Não me perdoo em convicções que não cabem  na minha alma, acho que ainda nem me descobri.
Sei do que seria capaz, por ti.
Sei que me sinto sozinha na grandiosidade deste mundo que aguarda, que a ironia me ensina. E hoje, senti-me bonita, cá dentro. E não é sempre assim.
Hoje, estendeste as tuas mãos pequeninas e tocaste a minha cara com um carinho que vou aprendendo ser tão maior, e em silencio, ensinas-me mais que alguma vez fui capaz de beber da vida que me rodeia. Decresço no gesto, bebo este sentir tão novo.
Vou sentar-me e ver-te dormir.

14 julho 2011

Cerro os dentes, e travo os sentidos contrários na minha mente. Gravo na pele a promessa de algo divino que me acorreu.  Continuo surpresa com o poder que me assiste, desconexa na opinião. Onde encontro o equilibrio da razão e do sentimento?
Dorida na pele e no instinto, lembro-me que mais tarde, verei o sentido. Lembro-me de uma musica que me acompanha, Pangea, e que me traz a mais nobre lição, de que nada se empreende contraria ao movimento do mundo, só assim percebo o destino e o meu acaso. Só assim aceito que o mundo se abre quando eu não busco, nem domino. 
Aspiro e adivinho, sem sentido, o poder da minha mente, perante a dor e a alegria, perante a minha pequenês, outrora rebeldia e altivez. O mundo gira nesta direccção, dita uma voz que não ouso ler. Não creio em Deus, mas sou crente. Não controlo mas nem aceito. No dia em que me detiver, morrerei por falta de rumo.
Por uma vez na vida, não sigo, caminho.

10 julho 2011

Hoje partilhei contigo a mescla de cores que estes dias oferecem, os teus olhos claros brilhavam numa direcção que não sabia antecipar. Houve um instante pequeno que me apeteceu correr muito, expirar este fôlego contido que insiste em não sair.
Às vezes, esta claridade ofusca.
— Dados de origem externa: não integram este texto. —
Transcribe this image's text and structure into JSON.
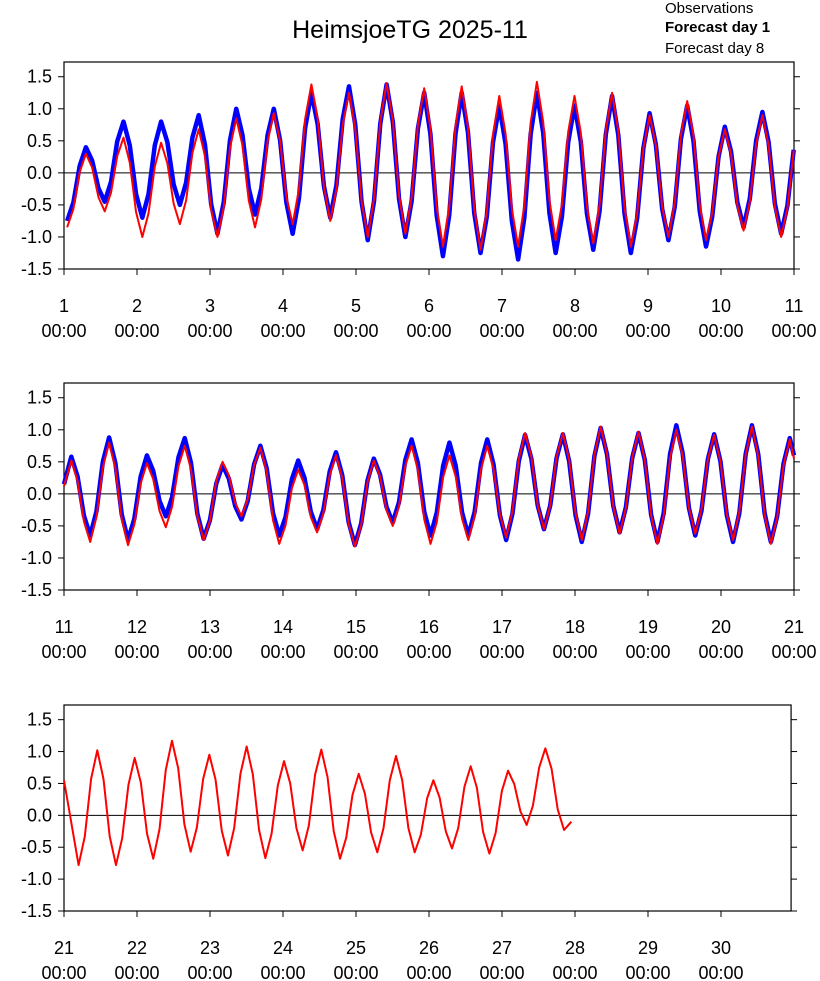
{
  "title": "HeimsjoeTG 2025-11",
  "legend": [
    {
      "name": "Observations",
      "color": "#000000"
    },
    {
      "name": "Forecast day 1",
      "color": "#0000ff"
    },
    {
      "name": "Forecast day 8",
      "color": "#ff0000"
    }
  ],
  "chart_data": [
    {
      "type": "line",
      "xlim": [
        1,
        11
      ],
      "ylim": [
        -1.5,
        1.73
      ],
      "reference_line": 0,
      "xticks": [
        1,
        2,
        3,
        4,
        5,
        6,
        7,
        8,
        9,
        10,
        11
      ],
      "xtick_times": [
        "00:00",
        "00:00",
        "00:00",
        "00:00",
        "00:00",
        "00:00",
        "00:00",
        "00:00",
        "00:00",
        "00:00",
        "00:00"
      ],
      "yticks": [
        1.5,
        {
          "value": 1,
          "label": "1.0"
        },
        0.5,
        {
          "value": 0,
          "label": "0.0"
        },
        -0.5,
        {
          "value": -1,
          "label": "-1.0"
        },
        -1.5
      ],
      "x": [
        1.043,
        1.129,
        1.215,
        1.3,
        1.386,
        1.472,
        1.558,
        1.644,
        1.729,
        1.815,
        1.901,
        1.987,
        2.073,
        2.158,
        2.244,
        2.33,
        2.416,
        2.502,
        2.587,
        2.673,
        2.759,
        2.845,
        2.931,
        3.016,
        3.102,
        3.188,
        3.274,
        3.36,
        3.445,
        3.531,
        3.617,
        3.703,
        3.789,
        3.874,
        3.96,
        4.046,
        4.132,
        4.218,
        4.303,
        4.389,
        4.475,
        4.561,
        4.647,
        4.732,
        4.818,
        4.904,
        4.99,
        5.076,
        5.161,
        5.247,
        5.333,
        5.419,
        5.505,
        5.59,
        5.676,
        5.762,
        5.848,
        5.934,
        6.019,
        6.105,
        6.191,
        6.277,
        6.363,
        6.448,
        6.534,
        6.62,
        6.706,
        6.792,
        6.877,
        6.963,
        7.049,
        7.135,
        7.221,
        7.306,
        7.392,
        7.478,
        7.564,
        7.65,
        7.735,
        7.821,
        7.907,
        7.993,
        8.079,
        8.164,
        8.25,
        8.336,
        8.422,
        8.508,
        8.593,
        8.679,
        8.765,
        8.851,
        8.937,
        9.022,
        9.108,
        9.194,
        9.28,
        9.366,
        9.451,
        9.537,
        9.623,
        9.709,
        9.795,
        9.88,
        9.966,
        10.052,
        10.138,
        10.224,
        10.309,
        10.395,
        10.481,
        10.567,
        10.652,
        10.738,
        10.824,
        10.91,
        10.996
      ],
      "series": [
        {
          "name": "Forecast day 1",
          "color": "#0000ff",
          "values": [
            -0.75,
            -0.46,
            0.11,
            0.4,
            0.19,
            -0.24,
            -0.45,
            -0.14,
            0.49,
            0.8,
            0.43,
            -0.33,
            -0.7,
            -0.33,
            0.43,
            0.8,
            0.48,
            -0.18,
            -0.5,
            -0.15,
            0.55,
            0.9,
            0.44,
            -0.49,
            -0.95,
            -0.46,
            0.51,
            1.0,
            0.59,
            -0.24,
            -0.65,
            -0.24,
            0.59,
            1.0,
            0.51,
            -0.46,
            -0.95,
            -0.4,
            0.7,
            1.25,
            0.76,
            -0.21,
            -0.7,
            -0.19,
            0.84,
            1.35,
            0.75,
            -0.45,
            -1.05,
            -0.44,
            0.77,
            1.38,
            0.79,
            -0.41,
            -1.0,
            -0.44,
            0.69,
            1.25,
            0.61,
            -0.66,
            -1.3,
            -0.66,
            0.61,
            1.25,
            0.63,
            -0.63,
            -1.25,
            -0.68,
            0.48,
            1.05,
            0.45,
            -0.75,
            -1.35,
            -0.7,
            0.6,
            1.25,
            0.63,
            -0.63,
            -1.25,
            -0.68,
            0.48,
            1.05,
            0.49,
            -0.64,
            -1.2,
            -0.6,
            0.6,
            1.2,
            0.59,
            -0.64,
            -1.25,
            -0.71,
            0.39,
            0.93,
            0.44,
            -0.56,
            -1.05,
            -0.53,
            0.53,
            1.05,
            0.5,
            -0.6,
            -1.15,
            -0.68,
            0.25,
            0.72,
            0.33,
            -0.46,
            -0.85,
            -0.4,
            0.5,
            0.95,
            0.48,
            -0.48,
            -0.95,
            -0.51,
            0.36
          ]
        },
        {
          "name": "Forecast day 8",
          "color": "#ff0000",
          "values": [
            -0.85,
            -0.56,
            0.01,
            0.3,
            0.08,
            -0.38,
            -0.6,
            -0.31,
            0.26,
            0.55,
            0.16,
            -0.61,
            -1.0,
            -0.63,
            0.1,
            0.47,
            0.15,
            -0.48,
            -0.8,
            -0.43,
            0.31,
            0.68,
            0.26,
            -0.58,
            -1.0,
            -0.54,
            0.39,
            0.85,
            0.43,
            -0.43,
            -0.85,
            -0.41,
            0.49,
            0.93,
            0.5,
            -0.37,
            -0.8,
            -0.26,
            0.84,
            1.38,
            0.85,
            -0.22,
            -0.75,
            -0.25,
            0.75,
            1.25,
            0.69,
            -0.44,
            -1.0,
            -0.4,
            0.8,
            1.4,
            0.81,
            -0.36,
            -0.95,
            -0.38,
            0.75,
            1.32,
            0.7,
            -0.53,
            -1.15,
            -0.53,
            0.73,
            1.35,
            0.71,
            -0.56,
            -1.2,
            -0.6,
            0.6,
            1.2,
            0.61,
            -0.56,
            -1.15,
            -0.51,
            0.78,
            1.42,
            0.8,
            -0.43,
            -1.05,
            -0.49,
            0.64,
            1.2,
            0.63,
            -0.53,
            -1.1,
            -0.51,
            0.66,
            1.25,
            0.65,
            -0.55,
            -1.15,
            -0.64,
            0.39,
            0.9,
            0.43,
            -0.53,
            -1.0,
            -0.47,
            0.59,
            1.12,
            0.58,
            -0.51,
            -1.05,
            -0.62,
            0.25,
            0.68,
            0.29,
            -0.51,
            -0.9,
            -0.45,
            0.45,
            0.9,
            0.43,
            -0.53,
            -1.0,
            -0.55,
            0.35
          ]
        }
      ]
    },
    {
      "type": "line",
      "xlim": [
        11,
        21
      ],
      "ylim": [
        -1.5,
        1.73
      ],
      "reference_line": 0,
      "xticks": [
        11,
        12,
        13,
        14,
        15,
        16,
        17,
        18,
        19,
        20,
        21
      ],
      "xtick_times": [
        "00:00",
        "00:00",
        "00:00",
        "00:00",
        "00:00",
        "00:00",
        "00:00",
        "00:00",
        "00:00",
        "00:00",
        "00:00"
      ],
      "yticks": [
        1.5,
        {
          "value": 1,
          "label": "1.0"
        },
        0.5,
        {
          "value": 0,
          "label": "0.0"
        },
        -0.5,
        {
          "value": -1,
          "label": "-1.0"
        },
        -1.5
      ],
      "x": [
        11.0,
        11.1,
        11.186,
        11.273,
        11.359,
        11.445,
        11.532,
        11.618,
        11.704,
        11.791,
        11.877,
        11.963,
        12.05,
        12.136,
        12.222,
        12.309,
        12.395,
        12.481,
        12.568,
        12.654,
        12.74,
        12.827,
        12.913,
        12.999,
        13.086,
        13.172,
        13.258,
        13.345,
        13.431,
        13.517,
        13.604,
        13.69,
        13.776,
        13.863,
        13.949,
        14.035,
        14.122,
        14.208,
        14.294,
        14.381,
        14.467,
        14.553,
        14.64,
        14.726,
        14.812,
        14.899,
        14.985,
        15.071,
        15.158,
        15.244,
        15.33,
        15.417,
        15.503,
        15.589,
        15.676,
        15.762,
        15.848,
        15.935,
        16.021,
        16.107,
        16.194,
        16.28,
        16.366,
        16.453,
        16.539,
        16.625,
        16.712,
        16.798,
        16.884,
        16.971,
        17.057,
        17.143,
        17.23,
        17.316,
        17.402,
        17.489,
        17.575,
        17.661,
        17.748,
        17.834,
        17.92,
        18.007,
        18.093,
        18.179,
        18.266,
        18.352,
        18.438,
        18.525,
        18.611,
        18.697,
        18.784,
        18.87,
        18.956,
        19.043,
        19.129,
        19.215,
        19.302,
        19.388,
        19.474,
        19.561,
        19.647,
        19.733,
        19.82,
        19.906,
        19.992,
        20.079,
        20.165,
        20.251,
        20.338,
        20.424,
        20.51,
        20.597,
        20.683,
        20.769,
        20.856,
        20.942,
        21.0
      ],
      "series": [
        {
          "name": "Forecast day 1",
          "color": "#0000ff",
          "values": [
            0.15,
            0.58,
            0.27,
            -0.34,
            -0.65,
            -0.27,
            0.5,
            0.88,
            0.48,
            -0.32,
            -0.72,
            -0.39,
            0.27,
            0.6,
            0.36,
            -0.11,
            -0.35,
            -0.05,
            0.57,
            0.87,
            0.48,
            -0.31,
            -0.7,
            -0.41,
            0.16,
            0.45,
            0.24,
            -0.19,
            -0.4,
            -0.11,
            0.46,
            0.75,
            0.4,
            -0.3,
            -0.65,
            -0.36,
            0.23,
            0.52,
            0.25,
            -0.28,
            -0.55,
            -0.25,
            0.35,
            0.65,
            0.29,
            -0.44,
            -0.8,
            -0.46,
            0.21,
            0.55,
            0.3,
            -0.2,
            -0.45,
            -0.13,
            0.53,
            0.85,
            0.48,
            -0.28,
            -0.65,
            -0.29,
            0.44,
            0.8,
            0.44,
            -0.29,
            -0.65,
            -0.28,
            0.48,
            0.85,
            0.46,
            -0.33,
            -0.72,
            -0.31,
            0.51,
            0.92,
            0.55,
            -0.18,
            -0.55,
            -0.18,
            0.56,
            0.93,
            0.51,
            -0.33,
            -0.75,
            -0.31,
            0.59,
            1.03,
            0.62,
            -0.19,
            -0.6,
            -0.21,
            0.56,
            0.95,
            0.53,
            -0.33,
            -0.75,
            -0.3,
            0.62,
            1.07,
            0.64,
            -0.22,
            -0.65,
            -0.26,
            0.54,
            0.93,
            0.51,
            -0.33,
            -0.75,
            -0.3,
            0.62,
            1.07,
            0.62,
            -0.3,
            -0.75,
            -0.35,
            0.47,
            0.87,
            0.6
          ]
        },
        {
          "name": "Forecast day 8",
          "color": "#ff0000",
          "values": [
            0.12,
            0.52,
            0.2,
            -0.43,
            -0.75,
            -0.36,
            0.41,
            0.8,
            0.4,
            -0.4,
            -0.8,
            -0.48,
            0.16,
            0.48,
            0.23,
            -0.27,
            -0.52,
            -0.2,
            0.43,
            0.75,
            0.38,
            -0.35,
            -0.72,
            -0.42,
            0.2,
            0.5,
            0.29,
            -0.14,
            -0.35,
            -0.08,
            0.45,
            0.72,
            0.35,
            -0.41,
            -0.78,
            -0.49,
            0.09,
            0.38,
            0.14,
            -0.36,
            -0.6,
            -0.3,
            0.3,
            0.6,
            0.25,
            -0.47,
            -0.82,
            -0.49,
            0.19,
            0.52,
            0.27,
            -0.25,
            -0.5,
            -0.19,
            0.44,
            0.75,
            0.37,
            -0.4,
            -0.78,
            -0.44,
            0.26,
            0.6,
            0.27,
            -0.39,
            -0.72,
            -0.35,
            0.38,
            0.75,
            0.39,
            -0.32,
            -0.68,
            -0.27,
            0.54,
            0.95,
            0.58,
            -0.18,
            -0.55,
            -0.18,
            0.58,
            0.95,
            0.53,
            -0.3,
            -0.72,
            -0.28,
            0.61,
            1.05,
            0.63,
            -0.2,
            -0.62,
            -0.22,
            0.57,
            0.97,
            0.53,
            -0.34,
            -0.78,
            -0.34,
            0.56,
            1.0,
            0.6,
            -0.22,
            -0.62,
            -0.24,
            0.54,
            0.92,
            0.51,
            -0.31,
            -0.72,
            -0.28,
            0.61,
            1.05,
            0.59,
            -0.32,
            -0.78,
            -0.37,
            0.44,
            0.85,
            0.55
          ]
        }
      ]
    },
    {
      "type": "line",
      "xlim": [
        21,
        30.96
      ],
      "ylim": [
        -1.5,
        1.73
      ],
      "reference_line": 0,
      "xticks": [
        21,
        22,
        23,
        24,
        25,
        26,
        27,
        28,
        29,
        30
      ],
      "xtick_times": [
        "00:00",
        "00:00",
        "00:00",
        "00:00",
        "00:00",
        "00:00",
        "00:00",
        "00:00",
        "00:00",
        "00:00"
      ],
      "yticks": [
        1.5,
        {
          "value": 1,
          "label": "1.0"
        },
        0.5,
        {
          "value": 0,
          "label": "0.0"
        },
        -0.5,
        {
          "value": -1,
          "label": "-1.0"
        },
        -1.5
      ],
      "x": [
        21.0,
        21.2,
        21.285,
        21.371,
        21.456,
        21.541,
        21.626,
        21.712,
        21.797,
        21.883,
        21.968,
        22.053,
        22.138,
        22.223,
        22.308,
        22.394,
        22.479,
        22.564,
        22.649,
        22.735,
        22.82,
        22.906,
        22.991,
        23.076,
        23.161,
        23.246,
        23.331,
        23.417,
        23.502,
        23.587,
        23.672,
        23.758,
        23.843,
        23.929,
        24.014,
        24.099,
        24.184,
        24.269,
        24.354,
        24.44,
        24.525,
        24.61,
        24.695,
        24.781,
        24.866,
        24.952,
        25.037,
        25.122,
        25.207,
        25.292,
        25.377,
        25.463,
        25.548,
        25.633,
        25.718,
        25.804,
        25.889,
        25.975,
        26.06,
        26.145,
        26.23,
        26.315,
        26.4,
        26.486,
        26.571,
        26.656,
        26.741,
        26.827,
        26.912,
        26.998,
        27.083,
        27.168,
        27.253,
        27.338,
        27.423,
        27.509,
        27.594,
        27.679,
        27.764,
        27.85,
        27.95
      ],
      "series": [
        {
          "name": "Forecast day 8",
          "color": "#ff0000",
          "values": [
            0.55,
            -0.78,
            -0.33,
            0.57,
            1.02,
            0.57,
            -0.33,
            -0.78,
            -0.36,
            0.48,
            0.9,
            0.51,
            -0.29,
            -0.68,
            -0.22,
            0.71,
            1.17,
            0.74,
            -0.14,
            -0.57,
            -0.19,
            0.57,
            0.95,
            0.56,
            -0.24,
            -0.63,
            -0.2,
            0.65,
            1.08,
            0.64,
            -0.23,
            -0.67,
            -0.29,
            0.47,
            0.85,
            0.5,
            -0.2,
            -0.55,
            -0.16,
            0.64,
            1.03,
            0.6,
            -0.25,
            -0.68,
            -0.35,
            0.32,
            0.65,
            0.34,
            -0.27,
            -0.58,
            -0.2,
            0.55,
            0.93,
            0.55,
            -0.2,
            -0.58,
            -0.3,
            0.27,
            0.55,
            0.28,
            -0.25,
            -0.52,
            -0.2,
            0.45,
            0.77,
            0.43,
            -0.26,
            -0.6,
            -0.28,
            0.38,
            0.7,
            0.49,
            0.06,
            -0.15,
            0.15,
            0.75,
            1.05,
            0.73,
            0.09,
            -0.23,
            -0.1
          ]
        }
      ]
    }
  ]
}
Sabendo, canso-me de mim. Canso-me de pensar, de julgar. Sou minha inimiga em tantas horas, e se antes desmoronada e calada, atrevo-me a ajoelhar-me e a pegar em cada pedaço meu espalhado. Não sei se cresci...Não encontro o principio e as ideias são vagas soltas de um levante cinzento e demasiado claro para não o ver. 
Desconcerta-me a linearidade das frases e dos conceitos, se em mim, tudo existe numa devida e prometida desordem. A meio da vida, não sei demasiadas coisas e sei outras que julgava poder esquecer. Guardo-me em instantes desconexos. Como agora.
Na calçada passeiam-se casais de mão dada e eu penso, na viagem que me falta fazer, nos gestos mecanicos que facilitam o embaraço, na castração dos impetos, penso no ser pequeno que abraço e no sorriso que me descansa e acalenta. Penso nos fins de tarde numa mesa maior ainda, com este mar defronte e um prato de conquilhas. Penso nas parvoices minhas, são minhas por serem assim.

Dia de calmaria lá fora, de sorrisos e abraços. abraços de que senti tanta falta e, cá dentro esta voz que se cala, de teorias e conceitos, por ser urgente beber a vida.